Dr. Kyle Bobiwash, assistant professor in the Department of Entomology, developed the three-credit course “Indigenous Issues in Food Systems” which is open to all University of Manitoba students and launched this term. The course gives students a greater understanding of how historical and present-day relationships between Indigenous people, the land and settlers has resulted in many of the current challenges in agriculture, health and nutrition.
Dr. Bobiwash was appointed as the Faculty’s first Indigenous Scholar in 2018. One of his objectives was the development of a course that would encourage greater participation of Indigenous people in agriculture as well as a better understanding of Indigenous issues as a whole for all students.
“My goal in crafting this course was not to simply be a historical review of Indigenous peoples and their relationship with colonialism and the land, but to ensure that students are able to potentially begin seeing their particular field through a lens incorporating Indigenous histories, ways of knowing and ethos.”

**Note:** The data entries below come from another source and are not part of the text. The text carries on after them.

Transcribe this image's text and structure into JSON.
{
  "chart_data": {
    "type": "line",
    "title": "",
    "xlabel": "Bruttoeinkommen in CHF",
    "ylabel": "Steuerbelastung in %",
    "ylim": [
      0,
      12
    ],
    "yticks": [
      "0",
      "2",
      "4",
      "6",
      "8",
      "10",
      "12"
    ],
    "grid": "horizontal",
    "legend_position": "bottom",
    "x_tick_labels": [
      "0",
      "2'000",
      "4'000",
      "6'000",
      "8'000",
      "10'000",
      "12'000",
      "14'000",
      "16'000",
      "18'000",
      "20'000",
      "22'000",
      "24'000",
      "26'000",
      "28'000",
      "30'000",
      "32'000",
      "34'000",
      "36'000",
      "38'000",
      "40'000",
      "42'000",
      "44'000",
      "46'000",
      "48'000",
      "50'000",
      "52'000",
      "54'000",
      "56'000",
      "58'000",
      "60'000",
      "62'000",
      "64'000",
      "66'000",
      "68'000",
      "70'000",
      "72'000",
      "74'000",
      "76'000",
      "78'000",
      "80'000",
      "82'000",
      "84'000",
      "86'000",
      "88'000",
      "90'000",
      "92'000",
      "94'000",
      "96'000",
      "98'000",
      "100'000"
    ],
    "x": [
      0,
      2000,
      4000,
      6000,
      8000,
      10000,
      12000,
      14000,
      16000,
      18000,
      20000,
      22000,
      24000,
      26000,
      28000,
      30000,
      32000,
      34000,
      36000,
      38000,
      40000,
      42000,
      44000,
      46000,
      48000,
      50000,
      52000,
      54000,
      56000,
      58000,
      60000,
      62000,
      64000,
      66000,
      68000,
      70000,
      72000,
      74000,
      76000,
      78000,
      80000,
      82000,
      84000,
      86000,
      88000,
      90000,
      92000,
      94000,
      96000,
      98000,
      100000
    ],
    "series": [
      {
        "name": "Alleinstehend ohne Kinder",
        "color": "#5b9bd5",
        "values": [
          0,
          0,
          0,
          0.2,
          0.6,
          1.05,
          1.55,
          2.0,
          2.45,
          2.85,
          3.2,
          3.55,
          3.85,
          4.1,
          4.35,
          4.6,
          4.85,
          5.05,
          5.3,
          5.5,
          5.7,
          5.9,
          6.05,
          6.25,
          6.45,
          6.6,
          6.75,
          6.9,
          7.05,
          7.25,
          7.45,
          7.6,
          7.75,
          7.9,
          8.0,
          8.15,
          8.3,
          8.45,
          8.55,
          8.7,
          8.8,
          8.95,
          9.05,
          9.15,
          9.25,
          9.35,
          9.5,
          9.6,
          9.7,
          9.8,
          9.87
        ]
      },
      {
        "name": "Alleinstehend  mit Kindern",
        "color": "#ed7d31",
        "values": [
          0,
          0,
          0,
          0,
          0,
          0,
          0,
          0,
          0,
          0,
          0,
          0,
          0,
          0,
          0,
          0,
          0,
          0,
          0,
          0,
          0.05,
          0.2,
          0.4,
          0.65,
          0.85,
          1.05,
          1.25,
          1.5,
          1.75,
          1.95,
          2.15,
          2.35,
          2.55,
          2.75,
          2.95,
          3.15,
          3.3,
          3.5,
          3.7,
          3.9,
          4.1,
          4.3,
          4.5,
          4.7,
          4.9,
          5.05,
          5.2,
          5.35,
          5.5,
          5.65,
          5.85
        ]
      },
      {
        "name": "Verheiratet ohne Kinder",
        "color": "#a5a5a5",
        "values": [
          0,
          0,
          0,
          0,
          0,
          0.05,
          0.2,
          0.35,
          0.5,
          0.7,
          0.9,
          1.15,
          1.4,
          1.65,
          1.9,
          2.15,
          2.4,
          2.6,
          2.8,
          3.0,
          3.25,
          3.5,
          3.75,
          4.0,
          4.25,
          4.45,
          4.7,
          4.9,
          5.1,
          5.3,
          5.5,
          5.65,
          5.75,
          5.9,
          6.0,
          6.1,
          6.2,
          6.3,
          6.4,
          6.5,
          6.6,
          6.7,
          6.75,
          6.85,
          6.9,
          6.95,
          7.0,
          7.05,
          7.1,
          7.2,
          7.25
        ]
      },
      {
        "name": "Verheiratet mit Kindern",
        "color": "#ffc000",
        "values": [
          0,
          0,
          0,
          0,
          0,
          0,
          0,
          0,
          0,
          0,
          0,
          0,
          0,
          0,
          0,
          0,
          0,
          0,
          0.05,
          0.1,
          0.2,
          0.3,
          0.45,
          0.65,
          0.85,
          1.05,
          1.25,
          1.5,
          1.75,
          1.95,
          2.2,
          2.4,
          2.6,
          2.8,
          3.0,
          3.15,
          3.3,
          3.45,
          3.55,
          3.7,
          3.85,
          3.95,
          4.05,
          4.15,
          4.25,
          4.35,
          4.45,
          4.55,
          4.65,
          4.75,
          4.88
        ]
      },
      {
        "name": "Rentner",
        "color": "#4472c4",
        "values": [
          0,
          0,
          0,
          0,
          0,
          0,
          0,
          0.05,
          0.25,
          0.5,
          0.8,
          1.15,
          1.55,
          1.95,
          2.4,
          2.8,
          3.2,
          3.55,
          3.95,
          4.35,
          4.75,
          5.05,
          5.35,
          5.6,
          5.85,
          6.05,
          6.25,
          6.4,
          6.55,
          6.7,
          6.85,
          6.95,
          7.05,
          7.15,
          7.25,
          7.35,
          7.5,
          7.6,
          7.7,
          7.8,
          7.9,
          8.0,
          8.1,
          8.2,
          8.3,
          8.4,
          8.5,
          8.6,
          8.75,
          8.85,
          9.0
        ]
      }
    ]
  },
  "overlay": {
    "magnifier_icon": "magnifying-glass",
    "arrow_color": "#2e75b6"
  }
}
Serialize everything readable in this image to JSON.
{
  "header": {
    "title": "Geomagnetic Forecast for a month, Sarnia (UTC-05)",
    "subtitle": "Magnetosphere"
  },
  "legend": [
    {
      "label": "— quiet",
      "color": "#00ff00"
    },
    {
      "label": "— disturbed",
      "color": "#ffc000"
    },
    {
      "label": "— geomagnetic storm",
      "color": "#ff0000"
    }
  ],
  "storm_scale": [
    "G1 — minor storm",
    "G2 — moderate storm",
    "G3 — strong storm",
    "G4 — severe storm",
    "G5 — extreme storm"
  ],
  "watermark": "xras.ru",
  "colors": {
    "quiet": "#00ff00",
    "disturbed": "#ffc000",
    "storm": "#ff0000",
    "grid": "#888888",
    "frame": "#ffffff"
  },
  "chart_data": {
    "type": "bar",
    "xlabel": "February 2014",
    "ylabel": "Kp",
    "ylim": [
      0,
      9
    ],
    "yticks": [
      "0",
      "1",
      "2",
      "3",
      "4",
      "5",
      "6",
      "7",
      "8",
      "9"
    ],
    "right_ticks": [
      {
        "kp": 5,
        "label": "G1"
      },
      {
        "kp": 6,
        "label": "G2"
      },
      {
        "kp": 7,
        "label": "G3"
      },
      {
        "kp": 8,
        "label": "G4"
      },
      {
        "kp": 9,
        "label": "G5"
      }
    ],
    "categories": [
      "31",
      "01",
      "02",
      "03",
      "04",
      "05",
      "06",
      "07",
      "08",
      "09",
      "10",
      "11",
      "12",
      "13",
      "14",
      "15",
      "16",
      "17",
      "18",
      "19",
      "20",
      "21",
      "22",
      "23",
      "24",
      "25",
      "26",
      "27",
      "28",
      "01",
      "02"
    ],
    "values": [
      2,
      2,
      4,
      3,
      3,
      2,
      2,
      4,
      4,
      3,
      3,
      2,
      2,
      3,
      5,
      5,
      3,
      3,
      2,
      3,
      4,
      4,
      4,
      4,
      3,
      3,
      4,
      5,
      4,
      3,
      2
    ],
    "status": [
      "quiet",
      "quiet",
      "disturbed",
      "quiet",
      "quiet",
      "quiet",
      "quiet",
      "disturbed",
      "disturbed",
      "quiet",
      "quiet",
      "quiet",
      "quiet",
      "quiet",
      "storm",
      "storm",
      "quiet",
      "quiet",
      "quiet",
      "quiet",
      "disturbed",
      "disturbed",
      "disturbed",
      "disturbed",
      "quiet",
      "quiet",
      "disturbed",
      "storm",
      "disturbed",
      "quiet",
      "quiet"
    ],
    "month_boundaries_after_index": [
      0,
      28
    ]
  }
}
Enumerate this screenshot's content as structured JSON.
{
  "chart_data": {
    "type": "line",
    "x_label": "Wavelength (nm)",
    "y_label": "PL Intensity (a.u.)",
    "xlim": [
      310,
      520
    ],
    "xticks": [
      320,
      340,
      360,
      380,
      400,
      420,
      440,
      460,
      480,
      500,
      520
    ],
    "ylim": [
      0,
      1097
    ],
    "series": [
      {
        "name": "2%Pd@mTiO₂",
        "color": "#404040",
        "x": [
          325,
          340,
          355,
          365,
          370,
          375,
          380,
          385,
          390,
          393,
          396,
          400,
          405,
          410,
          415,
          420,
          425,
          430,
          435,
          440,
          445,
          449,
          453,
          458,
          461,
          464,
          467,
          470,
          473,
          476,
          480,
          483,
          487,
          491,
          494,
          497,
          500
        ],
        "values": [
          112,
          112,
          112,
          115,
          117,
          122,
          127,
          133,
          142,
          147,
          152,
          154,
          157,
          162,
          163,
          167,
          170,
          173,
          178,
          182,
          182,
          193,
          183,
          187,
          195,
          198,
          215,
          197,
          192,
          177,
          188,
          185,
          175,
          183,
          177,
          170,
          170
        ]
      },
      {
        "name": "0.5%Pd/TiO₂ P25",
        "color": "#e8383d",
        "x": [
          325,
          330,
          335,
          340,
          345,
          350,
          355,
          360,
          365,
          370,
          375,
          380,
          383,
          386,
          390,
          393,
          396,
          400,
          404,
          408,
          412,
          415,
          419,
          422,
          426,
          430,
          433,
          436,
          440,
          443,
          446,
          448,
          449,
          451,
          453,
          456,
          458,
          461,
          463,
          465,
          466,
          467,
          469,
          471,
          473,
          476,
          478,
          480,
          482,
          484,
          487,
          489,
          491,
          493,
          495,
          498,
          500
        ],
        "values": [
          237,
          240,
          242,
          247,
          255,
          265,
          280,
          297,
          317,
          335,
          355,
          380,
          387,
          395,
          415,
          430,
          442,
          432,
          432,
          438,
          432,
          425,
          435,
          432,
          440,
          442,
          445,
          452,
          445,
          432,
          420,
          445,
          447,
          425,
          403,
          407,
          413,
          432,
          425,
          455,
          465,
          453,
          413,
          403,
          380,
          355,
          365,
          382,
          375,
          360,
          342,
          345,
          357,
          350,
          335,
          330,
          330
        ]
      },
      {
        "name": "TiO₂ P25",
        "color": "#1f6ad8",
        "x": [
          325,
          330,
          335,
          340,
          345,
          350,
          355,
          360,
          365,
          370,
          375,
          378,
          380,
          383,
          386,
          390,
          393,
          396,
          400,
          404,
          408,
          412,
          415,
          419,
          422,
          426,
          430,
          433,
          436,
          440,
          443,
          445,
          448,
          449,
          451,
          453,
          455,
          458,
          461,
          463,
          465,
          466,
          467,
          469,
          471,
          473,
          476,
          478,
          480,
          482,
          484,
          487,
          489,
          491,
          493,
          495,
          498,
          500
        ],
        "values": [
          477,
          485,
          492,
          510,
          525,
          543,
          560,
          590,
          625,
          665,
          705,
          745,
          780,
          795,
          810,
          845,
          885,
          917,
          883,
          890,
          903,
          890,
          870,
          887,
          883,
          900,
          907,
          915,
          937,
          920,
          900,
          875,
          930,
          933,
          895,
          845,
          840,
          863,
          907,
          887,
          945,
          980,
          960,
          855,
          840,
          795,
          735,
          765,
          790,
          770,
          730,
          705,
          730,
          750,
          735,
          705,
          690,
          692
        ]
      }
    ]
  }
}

Throughout the course, students will learn the role of Indigenous agriculture and food globally, moving from pre-colonial America through European settlement and the displacement of Indigenous people. Topics will include policy and legislation, food security, health and nutrition, and food system activism today and into the future.
In addition to course lectures and guest speakers, students will also conduct analysis of academic and grey literature. Using the knowledge they acquire in the course, students must craft a project or grant proposal that tackles a food system issue facing Indigenous peoples.
“I have framed the grant proposal as a service to society. The goal is for the students to identify one food system issue affecting Indigenous people, and develop some intervention or program to alleviate the issue. I encourage students to choose something close to their hearts, their interests or within their field so that they can see how their work later in life has the ability to impact communities across Canada. I’m also anticipating that these projects will be publicly available at some point, so that we can begin creating a repository of foundational background work allowing communities to potentially take some of these ideas and incorporate them into real on-the-ground projects.”
Students work individually to identify a target issue and course of action to ensure community participation and funding, but come together with their classmates for peer review, collaboration and group work, allowing students to critique each other’s approaches.
Bobiwash says that in creating a new course, there is no “past tense”, that it is an ongoing process.
“As the course has been progressing I’ve scrapped entire lectures or modified them significantly to reflect the interests of the students, current events, recent publications, as well as the baseline knowledge of students in order to improve our ability to reach our personal learning goals as a team.”
Although the course is only nearing its mid-point, Bobiwash says so far it has been well-received.
“Some aspects of the course are daunting, as class discussions and group review of papers are frequent, requiring a lot of chutzpah to insert yourself into a particular discussion. My groups of students are also coming from across the entire Faculty, so I take care in making sure that topics extend out into their fields though not forgetting the course scale perspective and issues. But so far, it’s been pretty darn good.”